If you use a dash, use just one, and put a space on either side of it. Because this-using them like this-looks stupid, and like “this-using” and “this-looks” are hyphenated words. And if you use two you look greedy — don’t use two! Now, I’m trying to show you how stupid that looks but WordPress is making my two dashes into one long dash to make it prettier for me. Thanks for NOTHING, WordPress. (The only time I use two dashes on purpose is if I’m signing a memo. You’re not going to be able to see this correctly, but pretend you do. –Amy.)

Hyphenated words are a little trickier. Some you just know – like teeter-totter, or back-to-back. People tend to leave hyphens out. I have a weird hyphen-sensor. I can tell when one is needed about 99% of the time. There are a lot of rules for hyphens, but they are as dull as dirt and I can’t find a way to make them fun, so here, if you care, you can click here and have this site tell you all about them. Mostly, here’s a quick trick – if you think a word MIGHT need a hyphen, Google it. See how it’s written on a majority of the search results. Does it have a hyphen? Go with the hyphen. No? Then leave it out. Listen, I didn’t say grammar was an exact science, and even those of us who are good at it have tricks and shortcuts.

An original piece of artwork via Jim! HYPHENS ARE IMPORTANT! (Thank you, Jim!)

Ellipses. WHAT IS THIS DARK SORCERY AMY?!?! An ellipsis is the three periods you put when you’re trailing off…or when you don’t know what to say next…or for comedic effect. DO NOT USE MORE THAN THREE PERIODS. That changes an ellipsis to a dumbass mess of periods and you look like an asshole. Microsoft Word will even FILL IN YOUR ELLIPSIS FOR YOU! And correct you if you use too many periods! It’s three. No spaces between them, no spaces before or after them. Used correctly, it’s fine. Used incorrectly, it looks like you fell asleep and mashed your face onto the keyboard.

This also means it’s not the end, by the way. If you ever see this. It trails off…like this…so it’s not really the end. Isn’t the English language the best? Yes, it totally is.

Let’s see. What else. Exclamation points. Snooty people will tell you not to ever! Use! Them! But listen, they make me laugh and I use them whenever the hell I want because they are fun and show my exuberance for all things life-related. Question marks…well, they show you’re asking a question. Oh, and then there’s the INTERROBANG. That’s this: ?! and it’s used to show you’re taken aback. “Mom said I’m adopted?!” Heh. Also, is interrobang the best word ever? Yes.

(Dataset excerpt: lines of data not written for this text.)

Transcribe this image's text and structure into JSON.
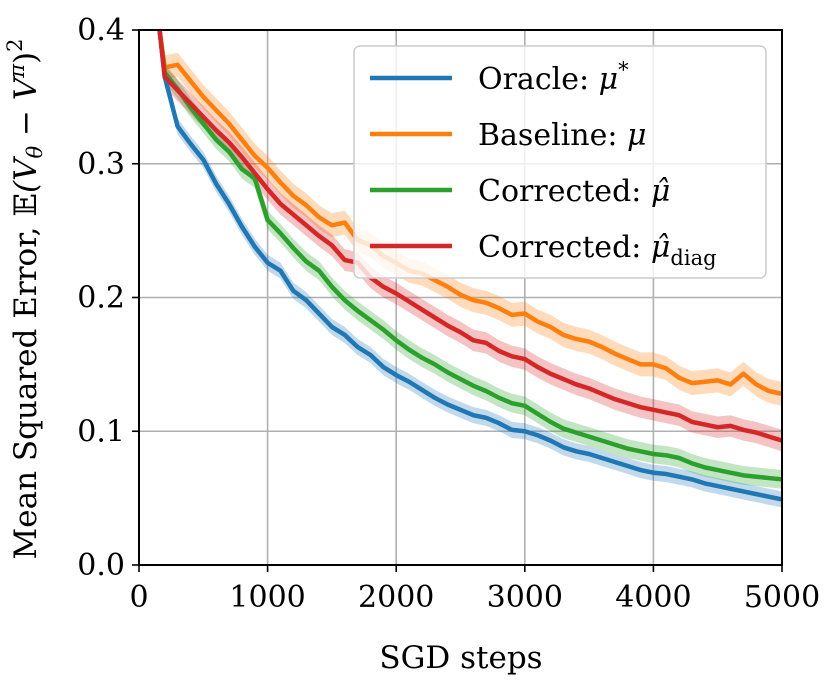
{
  "chart_data": {
    "type": "line",
    "xlabel": "SGD steps",
    "ylabel_parts": {
      "prefix": "Mean Squared Error,",
      "e": "𝔼",
      "open": "(V",
      "sub_theta": "θ",
      "minus": " − V",
      "sup_pi": "π",
      "close": ")",
      "sup2": "2"
    },
    "xlim": [
      0,
      5000
    ],
    "ylim": [
      0,
      0.4
    ],
    "xticks": [
      0,
      1000,
      2000,
      3000,
      4000,
      5000
    ],
    "xtick_labels": [
      "0",
      "1000",
      "2000",
      "3000",
      "4000",
      "5000"
    ],
    "yticks": [
      0.0,
      0.1,
      0.2,
      0.3,
      0.4
    ],
    "ytick_labels": [
      "0.0",
      "0.1",
      "0.2",
      "0.3",
      "0.4"
    ],
    "grid": true,
    "legend_position": "top-right",
    "x": [
      160,
      200,
      300,
      400,
      500,
      600,
      700,
      800,
      900,
      1000,
      1100,
      1200,
      1300,
      1400,
      1500,
      1600,
      1700,
      1800,
      1900,
      2000,
      2100,
      2200,
      2300,
      2400,
      2500,
      2600,
      2700,
      2800,
      2900,
      3000,
      3100,
      3200,
      3300,
      3400,
      3500,
      3600,
      3700,
      3800,
      3900,
      4000,
      4100,
      4200,
      4300,
      4400,
      4500,
      4600,
      4700,
      4800,
      4900,
      5000
    ],
    "series": [
      {
        "name_text": "Oracle: ",
        "name_math": "μ",
        "name_sup": "*",
        "name_sub": "",
        "color": "#1f77b4",
        "band": 0.006,
        "values": [
          0.4,
          0.365,
          0.328,
          0.315,
          0.303,
          0.285,
          0.27,
          0.253,
          0.238,
          0.226,
          0.22,
          0.205,
          0.198,
          0.188,
          0.178,
          0.172,
          0.163,
          0.157,
          0.148,
          0.142,
          0.137,
          0.131,
          0.125,
          0.12,
          0.116,
          0.112,
          0.11,
          0.106,
          0.101,
          0.1,
          0.097,
          0.093,
          0.088,
          0.085,
          0.083,
          0.08,
          0.077,
          0.074,
          0.071,
          0.069,
          0.068,
          0.066,
          0.064,
          0.061,
          0.059,
          0.057,
          0.055,
          0.053,
          0.051,
          0.049
        ]
      },
      {
        "name_text": "Baseline: ",
        "name_math": "μ",
        "name_sup": "",
        "name_sub": "",
        "color": "#ff7f0e",
        "band": 0.009,
        "values": [
          0.4,
          0.372,
          0.374,
          0.362,
          0.35,
          0.34,
          0.33,
          0.318,
          0.306,
          0.297,
          0.286,
          0.276,
          0.269,
          0.26,
          0.254,
          0.256,
          0.243,
          0.239,
          0.231,
          0.226,
          0.22,
          0.218,
          0.213,
          0.208,
          0.202,
          0.198,
          0.196,
          0.192,
          0.187,
          0.188,
          0.182,
          0.178,
          0.172,
          0.169,
          0.167,
          0.163,
          0.158,
          0.154,
          0.15,
          0.15,
          0.147,
          0.14,
          0.136,
          0.137,
          0.138,
          0.135,
          0.143,
          0.135,
          0.13,
          0.128
        ]
      },
      {
        "name_text": "Corrected: ",
        "name_math": "μ̂",
        "name_sup": "",
        "name_sub": "",
        "color": "#2ca02c",
        "band": 0.007,
        "values": [
          0.4,
          0.368,
          0.356,
          0.342,
          0.33,
          0.318,
          0.309,
          0.296,
          0.289,
          0.258,
          0.248,
          0.237,
          0.227,
          0.22,
          0.208,
          0.198,
          0.19,
          0.183,
          0.176,
          0.168,
          0.161,
          0.155,
          0.15,
          0.144,
          0.139,
          0.134,
          0.13,
          0.125,
          0.121,
          0.119,
          0.113,
          0.107,
          0.102,
          0.099,
          0.096,
          0.093,
          0.09,
          0.087,
          0.085,
          0.083,
          0.082,
          0.08,
          0.076,
          0.073,
          0.071,
          0.069,
          0.067,
          0.066,
          0.065,
          0.064
        ]
      },
      {
        "name_text": "Corrected: ",
        "name_math": "μ̂",
        "name_sup": "",
        "name_sub": "diag",
        "color": "#d62728",
        "band": 0.008,
        "values": [
          0.4,
          0.365,
          0.355,
          0.345,
          0.335,
          0.325,
          0.316,
          0.305,
          0.293,
          0.281,
          0.27,
          0.262,
          0.254,
          0.246,
          0.239,
          0.228,
          0.226,
          0.215,
          0.208,
          0.203,
          0.197,
          0.191,
          0.185,
          0.179,
          0.174,
          0.168,
          0.166,
          0.16,
          0.156,
          0.154,
          0.148,
          0.143,
          0.139,
          0.135,
          0.132,
          0.128,
          0.124,
          0.121,
          0.118,
          0.116,
          0.114,
          0.112,
          0.107,
          0.105,
          0.103,
          0.104,
          0.101,
          0.099,
          0.096,
          0.093
        ]
      }
    ]
  }
}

INTERROBANG! That’s not a euphemism. by the way. It’s a really real thing.

I’m too tired to properly explain colons. Click here. It’s helpful, if not a weirdly-formatted site. Also, if you say the word “colon” without giggling like a child, your heart is dead in your chest. DEAD I TELL YOU. The colon is used like a sadder semicolon, I guess. (“Jimmy only liked one girl: Helen. And Helen wished he would die in a fire.”) Or if you’re telling time. OH COLON. I am just messing with you. I love you, too, colon. Heh. Colon.

Now…ADVANCED PUNCTUATION YOU CAN’T FIND ON YOUR KEYBOARD.

This is a snark mark. It is used to denote SARCASM. Are you not completely entranced and in love right now? Who doesn’t want a punctuation mark to denote sarcasm? It’s tough to do that online, you know? Or sometimes people think you’re being sarcastic and send you messages all “oh, shit, I think I offended you, sorry” and then you have to go back and look through everything you emailed/tweeted/commented/blogged and see what could have been misconstrued as “I was upset” when you’re not even FEELING upset because you were being SARCASTIC and it didn’t read well online. It’s not always easy to be a sarcastic bitch online.

OK. This is longer than like a month of posts. I LOVE YOU, PUNCTUATION! Thank you for making things easier for us to understand things, and for making things like this NOT happen:

Happy National Punctuation Day! Don’t forget: knowing how to properly punctuate a sentence makes you AWESOME LIKE A SPARKLY VAMPIRE! (Ugh, I can’t even pull that off. Sorry. Cool like ME. You can be cool like ME. That HAS to be better than a sparkly effing vampire, right?)